Posted: Aug 24, 2011 3:49 PM by Adam Bell
Updated: Aug 25, 2011 9:15 AM
The Saddle Complex Fire has burned more than 9,000 acres in Montana, and is currently the largest fire in the state.
The lightning-caused fire started Friday Aug.19, 22 miles northwest of Fork, Idaho. The fire quickly spread to 18,275 acres crossing the Montana-Idaho line. There are 103 personnel fighting the fire. The fire is currently zero percent contained.
The Pheonix National Incident Management Organization Team is en route to the Salmon-Challis National Forest to help manage this fire.
The Black Spring Complex Fires have grown to an estimated 16,000 acres in northern Wyoming. A federal team took over management responsibilities of the five fires. There were non-stop air drops Wednesday mainly on the largest of the fires, the Water Hole Fire.
Locally, in the Gallatin National Forest outside of Gardiner, the Bull Fire continues to burn approximately 240 acres. Seven personnel are fighting the fire in fairly difficult terrain with a moderate potential for growth.
In the Beaverhead-Deerlodge National Forest, 350 acres are being consumed by two fires. The lightning-caused Lutz Fire, 20 miles west of Phillipsburg, has charred 320 acres with 59 firefighters battling the blaze. The fire began on Aug.6.
While only burning 30 acres, firefighters are assessing the area around the Whitetail Peak Fire for potential growth.
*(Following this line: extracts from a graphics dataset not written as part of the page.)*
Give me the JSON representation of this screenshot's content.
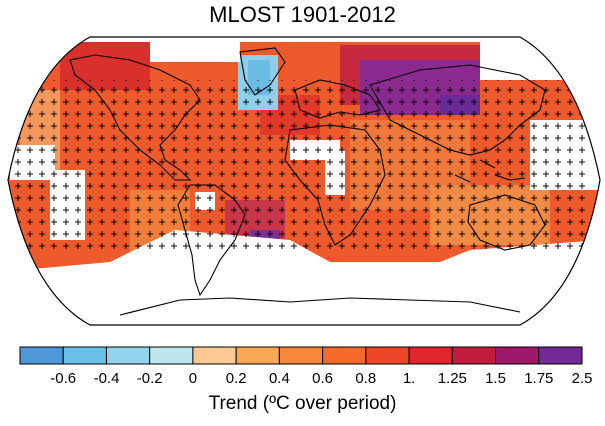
{
  "title": "MLOST 1901-2012",
  "legend": {
    "title": "Trend (ºC over period)",
    "tick_labels": [
      "-0.6",
      "-0.4",
      "-0.2",
      "0",
      "0.2",
      "0.4",
      "0.6",
      "0.8",
      "1.",
      "1.25",
      "1.5",
      "1.75",
      "2.5"
    ],
    "bins": [
      {
        "color": "#4f97d6"
      },
      {
        "color": "#6bc0ea"
      },
      {
        "color": "#93d3ee"
      },
      {
        "color": "#bde6ef"
      },
      {
        "color": "#fcc995"
      },
      {
        "color": "#faa856"
      },
      {
        "color": "#f7873a"
      },
      {
        "color": "#f36a2c"
      },
      {
        "color": "#ee4628"
      },
      {
        "color": "#e1252c"
      },
      {
        "color": "#c21c3c"
      },
      {
        "color": "#9d176a"
      },
      {
        "color": "#722a96"
      }
    ]
  },
  "map": {
    "projection": "robinson",
    "field": "surface temperature trend 1901-2012",
    "dominant_color": "#ee5a2c",
    "missing_data_color": "#ffffff",
    "significance_marker": "+"
  }
}
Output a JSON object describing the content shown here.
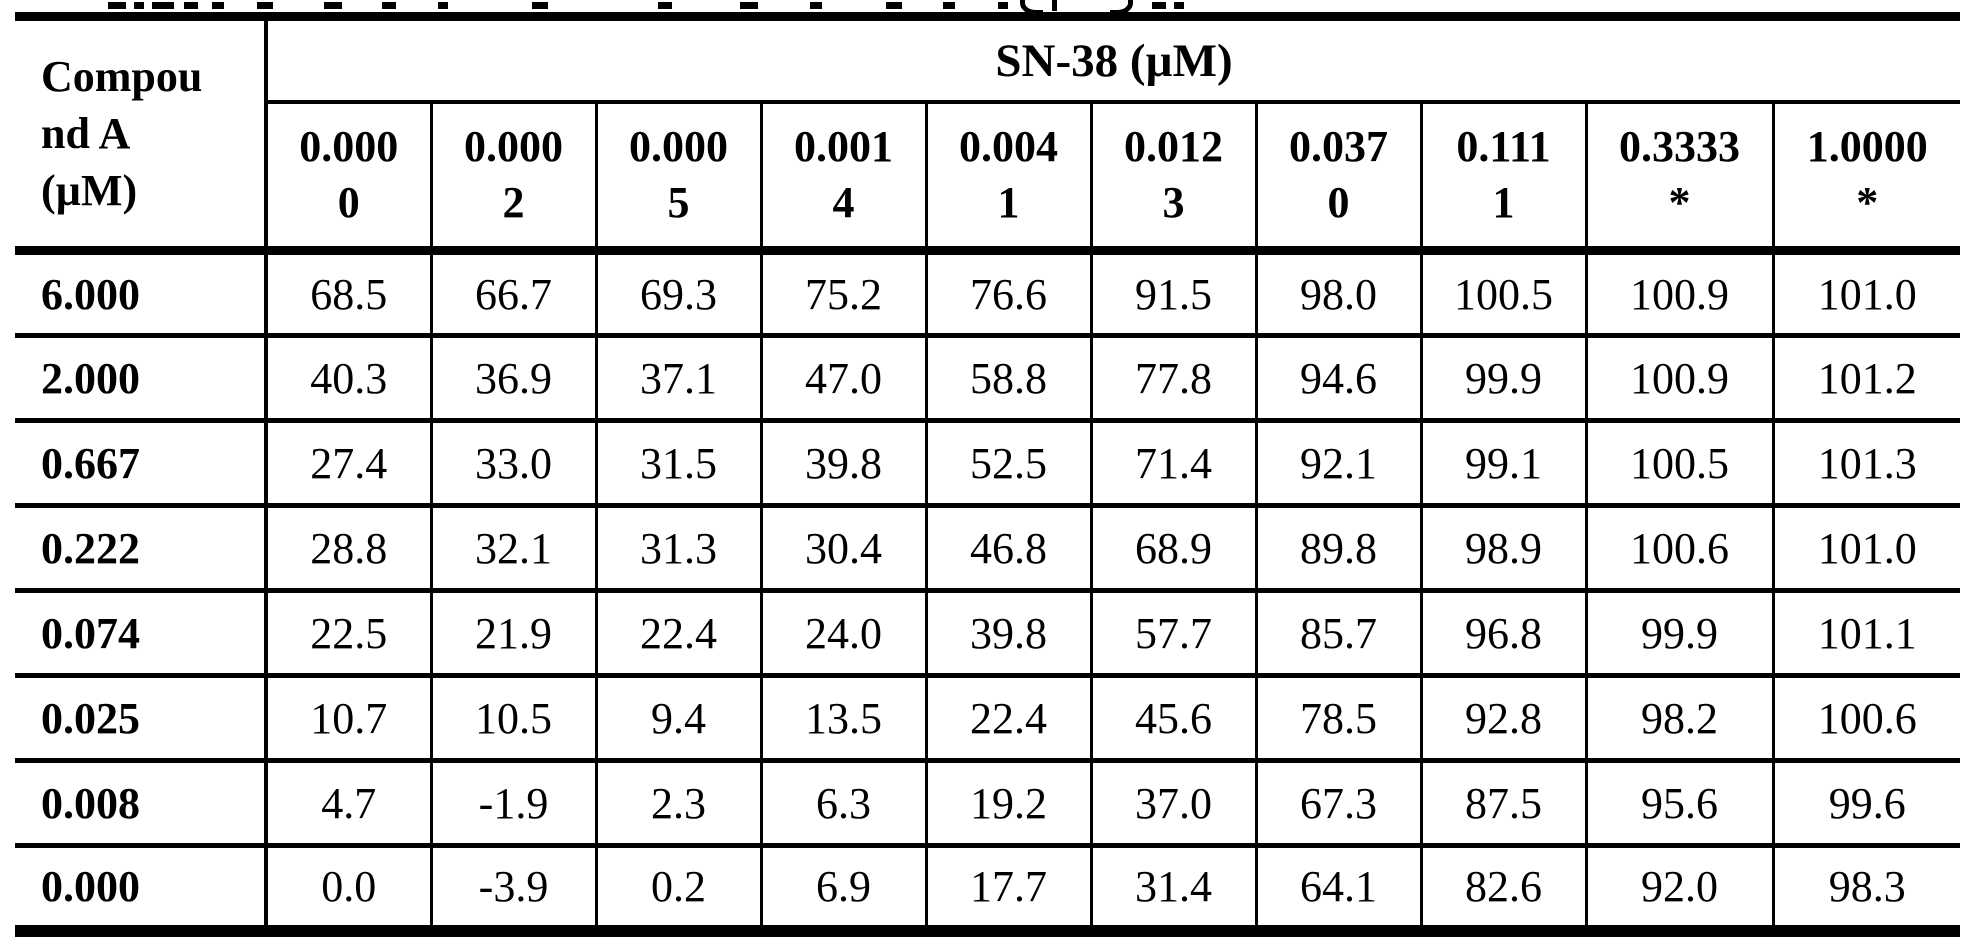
{
  "colors": {
    "text": "#000000",
    "background": "#ffffff",
    "border": "#000000"
  },
  "chart_data": {
    "type": "table",
    "corner_header": "Compound A (µM)",
    "corner_header_lines": [
      "Compou",
      "nd A",
      "(µM)"
    ],
    "span_header": "SN-38 (µM)",
    "col_headers": [
      "0.0000",
      "0.0002",
      "0.0005",
      "0.0014",
      "0.0041",
      "0.0123",
      "0.0370",
      "0.1111",
      "0.3333*",
      "1.0000*"
    ],
    "col_header_lines": [
      [
        "0.000",
        "0"
      ],
      [
        "0.000",
        "2"
      ],
      [
        "0.000",
        "5"
      ],
      [
        "0.001",
        "4"
      ],
      [
        "0.004",
        "1"
      ],
      [
        "0.012",
        "3"
      ],
      [
        "0.037",
        "0"
      ],
      [
        "0.111",
        "1"
      ],
      [
        "0.3333",
        "*"
      ],
      [
        "1.0000",
        "*"
      ]
    ],
    "row_labels": [
      "6.000",
      "2.000",
      "0.667",
      "0.222",
      "0.074",
      "0.025",
      "0.008",
      "0.000"
    ],
    "rows": [
      {
        "label": "6.000",
        "values": [
          "68.5",
          "66.7",
          "69.3",
          "75.2",
          "76.6",
          "91.5",
          "98.0",
          "100.5",
          "100.9",
          "101.0"
        ]
      },
      {
        "label": "2.000",
        "values": [
          "40.3",
          "36.9",
          "37.1",
          "47.0",
          "58.8",
          "77.8",
          "94.6",
          "99.9",
          "100.9",
          "101.2"
        ]
      },
      {
        "label": "0.667",
        "values": [
          "27.4",
          "33.0",
          "31.5",
          "39.8",
          "52.5",
          "71.4",
          "92.1",
          "99.1",
          "100.5",
          "101.3"
        ]
      },
      {
        "label": "0.222",
        "values": [
          "28.8",
          "32.1",
          "31.3",
          "30.4",
          "46.8",
          "68.9",
          "89.8",
          "98.9",
          "100.6",
          "101.0"
        ]
      },
      {
        "label": "0.074",
        "values": [
          "22.5",
          "21.9",
          "22.4",
          "24.0",
          "39.8",
          "57.7",
          "85.7",
          "96.8",
          "99.9",
          "101.1"
        ]
      },
      {
        "label": "0.025",
        "values": [
          "10.7",
          "10.5",
          "9.4",
          "13.5",
          "22.4",
          "45.6",
          "78.5",
          "92.8",
          "98.2",
          "100.6"
        ]
      },
      {
        "label": "0.008",
        "values": [
          "4.7",
          "-1.9",
          "2.3",
          "6.3",
          "19.2",
          "37.0",
          "67.3",
          "87.5",
          "95.6",
          "99.6"
        ]
      },
      {
        "label": "0.000",
        "values": [
          "0.0",
          "-3.9",
          "0.2",
          "6.9",
          "17.7",
          "31.4",
          "64.1",
          "82.6",
          "92.0",
          "98.3"
        ]
      }
    ]
  }
}
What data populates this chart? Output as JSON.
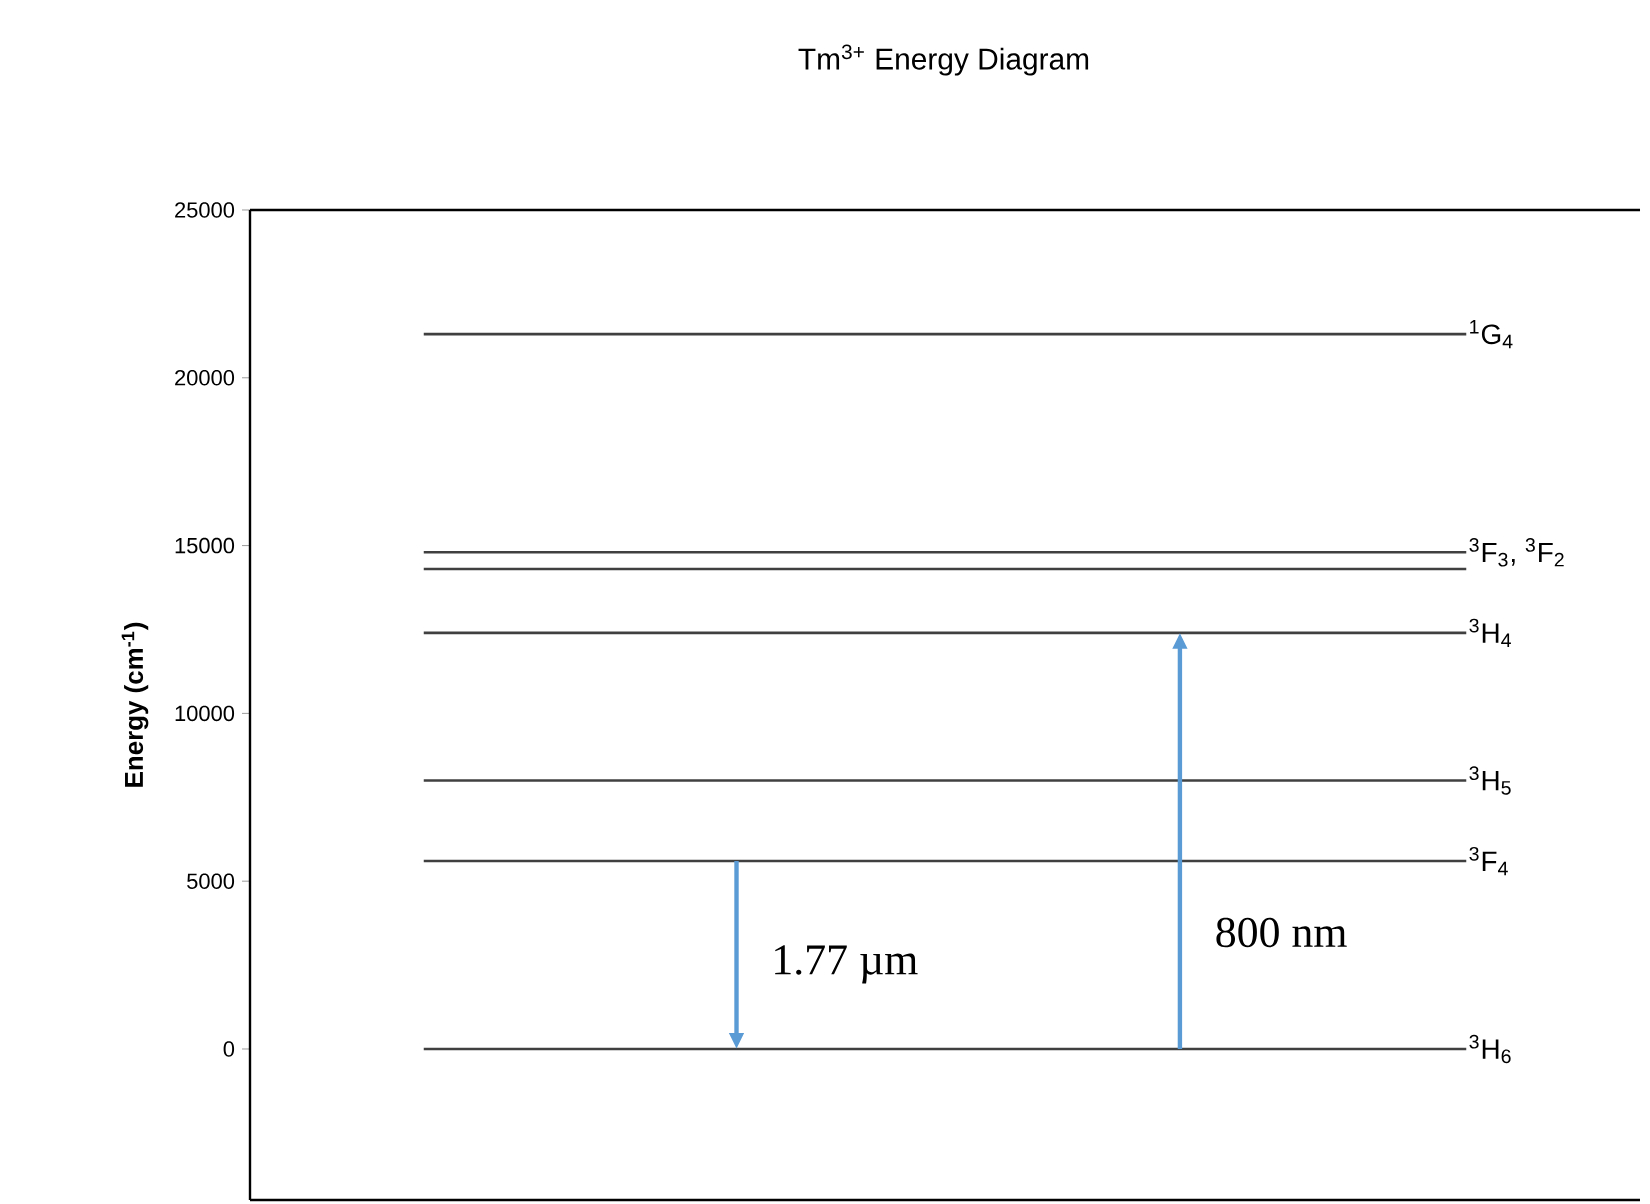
{
  "chart_data": {
    "type": "line",
    "title": "Tm$^{3+}$ Energy Diagram",
    "ylabel": "Energy (cm$^{-1}$)",
    "categories": [
      null,
      null,
      null,
      null
    ],
    "series": [
      {
        "name": "$^{1}$G$_{4}$",
        "color": "#404040",
        "values": [
          21300,
          21300,
          21300,
          21300
        ]
      },
      {
        "name": "$^{3}$F$_{3}$, $^{3}$F$_{2}$",
        "color": "#404040",
        "values": [
          14800,
          14800,
          14800,
          14800
        ]
      },
      {
        "color": "#404040",
        "values": [
          14300,
          14300,
          14300,
          14300
        ]
      },
      {
        "name": "$^{3}$H$_{4}$",
        "color": "#404040",
        "values": [
          12400,
          12400,
          12400,
          12400
        ]
      },
      {
        "name": "$^{3}$H$_{5}$",
        "color": "#404040",
        "values": [
          8000,
          8000,
          8000,
          8000
        ]
      },
      {
        "name": "$^{3}$F$_{4}$",
        "color": "#404040",
        "values": [
          5600,
          5600,
          5600,
          5600
        ]
      },
      {
        "name": "$^{3}$H$_{6}$",
        "color": "#404040",
        "values": [
          0,
          0,
          0,
          0
        ]
      }
    ],
    "annotations": [
      "1.77 µm",
      "800 nm"
    ],
    "ylim": [
      -4500,
      25000
    ],
    "yticks": [
      0,
      5000,
      10000,
      15000,
      20000,
      25000
    ],
    "grid": false,
    "legend": false,
    "marker": "none",
    "line_style": "solid"
  }
}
Currently there are only four personnel fighting the fire eight miles northeast of Butte.
Elsewhere in the state, there are currently three active fires burning in the Flathead National Forest and just east of Flathead Lake.
The Big Salmon Lake Fire is burning 2,800 acres in the Bob Marshall Wilderness and is currently reburning in areas it has already burned. Fifteen fire personnel are working to battle this blaze.
The Hammer Creek Fire is burning 1,800 acres and has the potential to expand to the east. Forty eight personnel are fighting the fire currently. Officials say that the growth of this fire is weather dependent.
The human-caused South Fork Lost Creek Fire has expanded to 1,200 acres with 106 firefighters battling it. The fire is 35 percent contained.